5. Com abnegação, muitas famílias vivem na sua Pátria o ideal cristão no meio de muitas dificuldades, que ameaçam a solidez do amor conjugal, a paternidade responsável e a harmonia e estabilidade dos lares. Nunca serão suficientes os esforços que se realizam para desenvolver uma pastoral familiar vigorosa, que convide as pessoas a descobrir a beleza da vocação para o matrimónio cristão, a defender a vida humana desde a sua concepção até ao seu fim natural e a construir lares nos quais os filhos são educados no amor à verdade do Evangelho e em sólidos valores humanos.
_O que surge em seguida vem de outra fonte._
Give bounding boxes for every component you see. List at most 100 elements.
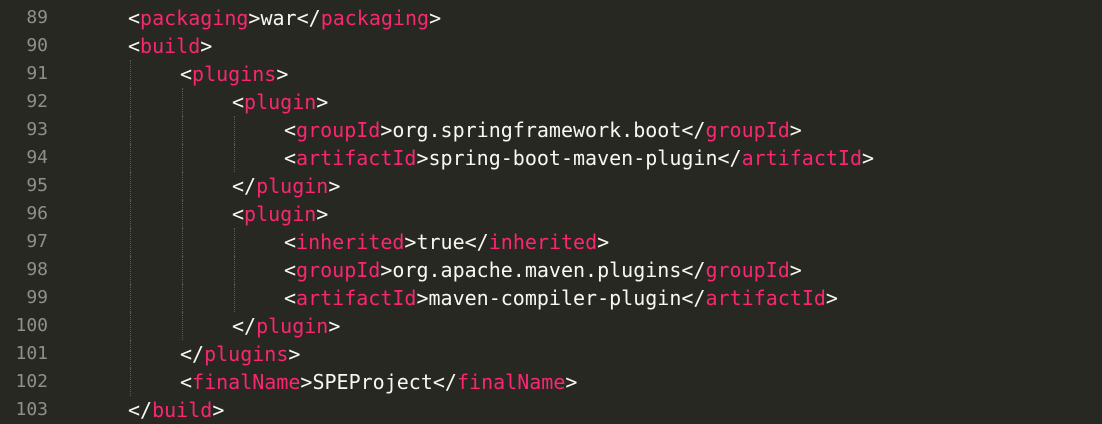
xml-bracket: </ <box>464 230 489 254</box>
xml-bracket: > <box>328 314 341 338</box>
xml-tag-name: plugin <box>256 174 329 198</box>
xml-bracket: > <box>597 230 610 254</box>
xml-bracket: > <box>565 370 578 394</box>
code-line[interactable]: <artifactId>spring-boot-maven-plugin</ar… <box>284 144 874 172</box>
xml-bracket: < <box>232 90 245 114</box>
xml-tag-name: finalName <box>456 370 566 394</box>
xml-bracket: < <box>232 202 245 226</box>
xml-bracket: > <box>429 6 442 30</box>
xml-bracket: > <box>288 342 301 366</box>
xml-tag-name: groupId <box>296 258 381 282</box>
line-number: 94 <box>26 147 48 168</box>
xml-bracket: > <box>316 90 329 114</box>
xml-bracket: > <box>789 258 802 282</box>
xml-bracket: </ <box>681 286 706 310</box>
xml-bracket: > <box>316 202 329 226</box>
xml-tag-name: packaging <box>140 6 249 30</box>
code-line[interactable]: <plugin> <box>232 200 328 228</box>
xml-tag-name: plugin <box>244 90 317 114</box>
xml-bracket: </ <box>717 146 742 170</box>
indent-guide <box>130 60 131 88</box>
code-line[interactable]: <finalName>SPEProject</finalName> <box>180 368 577 396</box>
xml-text-value: SPEProject <box>312 370 433 394</box>
xml-bracket: </ <box>232 174 257 198</box>
xml-bracket: </ <box>180 342 205 366</box>
xml-bracket: </ <box>681 118 706 142</box>
code-line[interactable]: <groupId>org.apache.maven.plugins</group… <box>284 256 802 284</box>
indent-guide <box>130 368 131 396</box>
xml-bracket: > <box>380 258 393 282</box>
xml-tag-name: packaging <box>320 6 430 30</box>
xml-bracket: > <box>380 118 393 142</box>
indent-guide <box>182 200 183 228</box>
line-number: 89 <box>26 7 48 28</box>
code-line[interactable]: <build> <box>128 32 212 60</box>
xml-tag-name: artifactId <box>705 286 826 310</box>
xml-bracket: > <box>276 62 289 86</box>
xml-text-value: org.springframework.boot <box>392 118 682 142</box>
line-number: 95 <box>26 175 48 196</box>
code-line[interactable]: <packaging>war</packaging> <box>128 4 441 32</box>
xml-bracket: > <box>862 146 875 170</box>
line-number: 100 <box>15 315 48 336</box>
xml-tag-name: finalName <box>192 370 301 394</box>
indent-guide <box>234 144 235 172</box>
xml-bracket: > <box>416 146 429 170</box>
xml-bracket: </ <box>232 314 257 338</box>
code-line[interactable]: </build> <box>128 396 224 424</box>
code-line[interactable]: </plugins> <box>180 340 300 368</box>
code-line[interactable]: <inherited>true</inherited> <box>284 228 609 256</box>
indent-guide <box>182 172 183 200</box>
code-editor[interactable]: 89 90 91 92 93 94 95 96 97 98 99 100 101 102 103 <pack… <box>0 0 1102 424</box>
xml-bracket: > <box>248 6 261 30</box>
line-number: 98 <box>26 259 48 280</box>
indent-guide <box>130 312 131 340</box>
code-line[interactable]: <plugins> <box>180 60 288 88</box>
xml-tag-name: artifactId <box>741 146 863 170</box>
xml-text-value: true <box>416 230 465 254</box>
indent-guide <box>234 116 235 144</box>
xml-tag-name: plugins <box>192 62 277 86</box>
xml-bracket: > <box>404 230 417 254</box>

6. No vosso país, como noutros lugares, estão a viver-se momentos difíceis, que geram desânimo, mas também situações que despertam grande esperança. No actual contexto, torna-se particularmente urgente que a Igreja no Panamá não deixe de oferecer luzes que contribuam para a solução dos graves problemas humanos existentes, promovendo um consentimento moral da sociedade sobre os valores fundamentais. Por isso é primordial divulgar o Compêndio da Doutrina Social da Igreja, que facilita um conhecimento mais profundo e sistemático das orientações eclesiais que sobretudo os leigos devem assumir no âmbito político, social e económico, favorecendo igualmente a sua aplicação correcta nas circunstâncias concretas. Deste modo, a esperança cristã poderá iluminar o povo do Panamá, sequioso de conhecer a verdade sobre Deus e sobre o homem no meio de fenómenos como a pobreza, a violência juvenil, as carências educativas, de saúde e de habitação, a insistência de numerosas seitas ou a corrupção, que de vários modos perturbam a sua vida e impedem o seu desenvolvimento integral.

7. No final deste encontro, recomendo-vos a vós e a todos os filhos e filhas desta nobre Nação à intercessão de Santa Maria de Antígua, para que o seu amor de Mãe brilhe sempre sobre o Panamá e vos conforte no vosso caminho. Com estes sentimentos concedo-vos com afecto a minha Bênção Apostólica.